Pneumonia cavitation

Pneumonia cavitation

If pneumonia is not treated well, it will turn into pulmonary cavitation. If this happens, your condition will become very serious, and to a certain extent, there is no way to treat it well. It is best to diagnose your symptoms as soon as possible, otherwise it will cause a lot of complications. The most serious symptom is what people often call lung cancer.

1. Confirm the diagnosis of pneumonia

First, it is important to distinguish pneumonia from upper and lower respiratory tract infections. Although respiratory tract infections have symptoms such as cough, sputum and fever, they each have their own characteristics. Upper and lower respiratory tract infections do not have lung parenchymal infiltration and can be distinguished by chest X-ray examination. Second, pneumonia must be distinguished from other pneumonia-like conditions.

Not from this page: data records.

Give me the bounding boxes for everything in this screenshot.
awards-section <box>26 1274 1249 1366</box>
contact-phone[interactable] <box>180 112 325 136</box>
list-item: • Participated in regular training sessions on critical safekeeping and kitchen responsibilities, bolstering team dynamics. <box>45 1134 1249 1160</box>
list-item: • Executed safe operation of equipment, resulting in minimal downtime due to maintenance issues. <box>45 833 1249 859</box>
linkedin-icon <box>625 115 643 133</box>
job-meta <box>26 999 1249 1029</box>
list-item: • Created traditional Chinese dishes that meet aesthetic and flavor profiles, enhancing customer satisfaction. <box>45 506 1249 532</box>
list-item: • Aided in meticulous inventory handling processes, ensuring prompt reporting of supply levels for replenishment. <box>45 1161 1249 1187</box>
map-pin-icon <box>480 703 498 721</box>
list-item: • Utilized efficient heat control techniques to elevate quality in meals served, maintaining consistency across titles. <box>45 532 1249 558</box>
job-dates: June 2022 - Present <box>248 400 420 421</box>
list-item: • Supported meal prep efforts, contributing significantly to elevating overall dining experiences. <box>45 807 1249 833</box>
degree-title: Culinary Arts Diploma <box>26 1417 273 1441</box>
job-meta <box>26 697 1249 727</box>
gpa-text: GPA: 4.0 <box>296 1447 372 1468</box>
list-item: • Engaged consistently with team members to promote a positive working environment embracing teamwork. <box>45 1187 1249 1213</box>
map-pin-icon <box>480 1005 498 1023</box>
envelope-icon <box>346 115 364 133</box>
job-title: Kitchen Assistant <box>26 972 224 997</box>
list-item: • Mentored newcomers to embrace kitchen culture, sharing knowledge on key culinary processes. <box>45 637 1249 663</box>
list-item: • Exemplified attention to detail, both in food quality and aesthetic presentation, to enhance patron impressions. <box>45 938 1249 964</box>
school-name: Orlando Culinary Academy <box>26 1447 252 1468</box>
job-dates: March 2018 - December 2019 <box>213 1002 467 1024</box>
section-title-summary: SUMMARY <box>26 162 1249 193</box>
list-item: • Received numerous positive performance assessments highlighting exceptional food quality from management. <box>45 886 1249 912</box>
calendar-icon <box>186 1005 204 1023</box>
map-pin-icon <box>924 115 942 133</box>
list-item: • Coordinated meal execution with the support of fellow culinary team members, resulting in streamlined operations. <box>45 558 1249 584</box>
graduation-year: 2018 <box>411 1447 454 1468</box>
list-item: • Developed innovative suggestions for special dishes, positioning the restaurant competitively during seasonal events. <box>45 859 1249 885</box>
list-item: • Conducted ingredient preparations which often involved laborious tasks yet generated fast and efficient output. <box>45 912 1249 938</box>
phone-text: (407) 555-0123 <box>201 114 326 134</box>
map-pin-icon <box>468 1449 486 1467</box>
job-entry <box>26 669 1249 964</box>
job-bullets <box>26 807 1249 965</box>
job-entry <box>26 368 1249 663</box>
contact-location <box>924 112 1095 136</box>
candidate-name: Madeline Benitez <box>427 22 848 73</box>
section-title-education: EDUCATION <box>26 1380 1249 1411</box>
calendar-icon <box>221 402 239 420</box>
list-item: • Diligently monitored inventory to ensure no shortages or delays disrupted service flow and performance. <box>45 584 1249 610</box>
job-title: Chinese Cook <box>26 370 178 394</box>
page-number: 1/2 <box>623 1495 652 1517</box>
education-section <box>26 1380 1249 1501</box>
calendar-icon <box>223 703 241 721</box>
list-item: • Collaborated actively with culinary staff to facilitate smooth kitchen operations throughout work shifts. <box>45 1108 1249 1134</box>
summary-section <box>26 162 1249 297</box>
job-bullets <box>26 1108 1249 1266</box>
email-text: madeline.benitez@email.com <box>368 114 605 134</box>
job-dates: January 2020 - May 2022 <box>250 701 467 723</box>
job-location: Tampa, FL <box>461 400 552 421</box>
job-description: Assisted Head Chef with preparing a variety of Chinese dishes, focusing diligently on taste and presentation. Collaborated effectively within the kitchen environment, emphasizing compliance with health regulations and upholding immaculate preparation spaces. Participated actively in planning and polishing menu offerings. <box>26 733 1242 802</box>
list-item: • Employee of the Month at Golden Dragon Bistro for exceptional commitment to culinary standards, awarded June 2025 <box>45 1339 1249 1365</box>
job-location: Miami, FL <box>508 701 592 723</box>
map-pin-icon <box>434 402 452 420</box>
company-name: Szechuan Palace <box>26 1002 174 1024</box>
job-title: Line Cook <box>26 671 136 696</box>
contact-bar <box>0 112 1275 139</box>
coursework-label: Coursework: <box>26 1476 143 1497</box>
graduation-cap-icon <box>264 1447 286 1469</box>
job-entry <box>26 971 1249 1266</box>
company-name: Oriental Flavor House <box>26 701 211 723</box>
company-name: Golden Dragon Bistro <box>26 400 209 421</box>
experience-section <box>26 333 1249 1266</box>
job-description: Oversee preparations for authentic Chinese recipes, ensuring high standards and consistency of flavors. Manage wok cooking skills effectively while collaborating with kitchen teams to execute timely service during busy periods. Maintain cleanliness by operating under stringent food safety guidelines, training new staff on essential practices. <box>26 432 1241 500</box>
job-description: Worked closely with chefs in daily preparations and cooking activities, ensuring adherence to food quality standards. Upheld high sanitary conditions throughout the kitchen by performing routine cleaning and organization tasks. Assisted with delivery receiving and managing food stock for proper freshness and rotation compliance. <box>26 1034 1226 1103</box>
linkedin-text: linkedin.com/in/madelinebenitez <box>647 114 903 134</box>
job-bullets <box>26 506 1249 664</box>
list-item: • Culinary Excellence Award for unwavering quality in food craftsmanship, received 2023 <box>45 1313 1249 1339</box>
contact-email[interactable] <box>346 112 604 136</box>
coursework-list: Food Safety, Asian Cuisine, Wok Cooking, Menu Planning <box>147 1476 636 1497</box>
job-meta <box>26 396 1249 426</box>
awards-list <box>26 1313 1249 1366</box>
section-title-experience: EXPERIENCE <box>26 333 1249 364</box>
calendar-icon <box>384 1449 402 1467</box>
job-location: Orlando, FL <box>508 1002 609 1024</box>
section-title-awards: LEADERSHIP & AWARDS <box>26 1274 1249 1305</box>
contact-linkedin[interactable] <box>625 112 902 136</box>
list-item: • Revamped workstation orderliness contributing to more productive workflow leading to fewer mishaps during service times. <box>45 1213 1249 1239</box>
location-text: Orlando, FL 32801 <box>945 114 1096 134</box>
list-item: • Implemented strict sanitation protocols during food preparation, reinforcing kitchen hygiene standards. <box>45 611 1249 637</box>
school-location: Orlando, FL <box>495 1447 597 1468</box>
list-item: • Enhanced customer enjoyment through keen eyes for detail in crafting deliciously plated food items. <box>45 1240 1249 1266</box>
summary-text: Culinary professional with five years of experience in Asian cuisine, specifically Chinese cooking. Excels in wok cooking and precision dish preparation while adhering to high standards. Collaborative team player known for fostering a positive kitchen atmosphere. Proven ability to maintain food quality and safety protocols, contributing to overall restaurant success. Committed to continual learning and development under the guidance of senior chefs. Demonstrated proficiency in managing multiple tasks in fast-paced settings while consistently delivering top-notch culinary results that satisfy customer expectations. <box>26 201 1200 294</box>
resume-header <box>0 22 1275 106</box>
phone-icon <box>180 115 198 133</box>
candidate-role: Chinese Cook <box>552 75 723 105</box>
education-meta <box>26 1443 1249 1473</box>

2. Pneumonia often needs to be differentiated from the following diseases:

(1) Pulmonary tuberculosis often presents with systemic poisoning symptoms, such as low-grade fever in the afternoon, night sweats, fatigue, weight loss, insomnia, palpitations, etc. Chest X-rays show that the lesions are mostly at the apex of the lung or above and below the clavicle, with uneven density, slow dissipation, and may form cavities or spread within the lungs. Mycobacterium tuberculosis can be found in sputum. General antibacterial drug treatment is ineffective.

(2) Lung cancer: There are usually no symptoms of acute infection or poisoning. Sometimes there is hemoptysis or blood in sputum, which may be accompanied by obstructive pneumonia. The effect of antibiotic treatment may not be good. Enlarged hilar lymph nodes or atelectasis may be seen on imaging. If lung inflammation is not easily absorbed after antibiotic treatment, or if pneumonia reappears in the same area after temporary absorption, close follow-up is required. For patients with a history of smoking and older patients, further examinations such as chest CT, bronchoscopy and sputum exfoliated cells can be performed to confirm the diagnosis if necessary.

(3) The early clinical manifestations of acute lung abscess are similar to those of pneumococcal pneumonia. However, as the course of the disease progresses, a large amount of purulent and smelly sputum may be coughed up, which is a characteristic of lung abscess. Chest X-ray shows abscess cavity and air-fluid level, which can be easily differentiated from pneumonia.

(4) Pulmonary thromboembolism often has risk factors for venous thrombosis, such as thrombophlebitis, cardiopulmonary disease, trauma, surgery, and tumor history. Symptoms such as hemoptysis, syncope, and dyspnea may occur. Chest X-rays show regional reduction in lung markings, and sometimes wedge-shaped shadows with the tip pointing to the hilum of the lung can be seen. Arterial blood gas analysis often shows hypoxemia and hypocapnia. Tests such as D-dimer, CT pulmonary angiography, radionuclide lung ventilation/perfusion scanning, and MRI can help with the differential diagnosis.

(5) Non-infectious pulmonary infiltrates also need to exclude non-infectious lung diseases, such as pulmonary interstitial fibrosis, pulmonary edema, atelectasis, pulmonary eosinophilic infiltration and pulmonary vasculitis.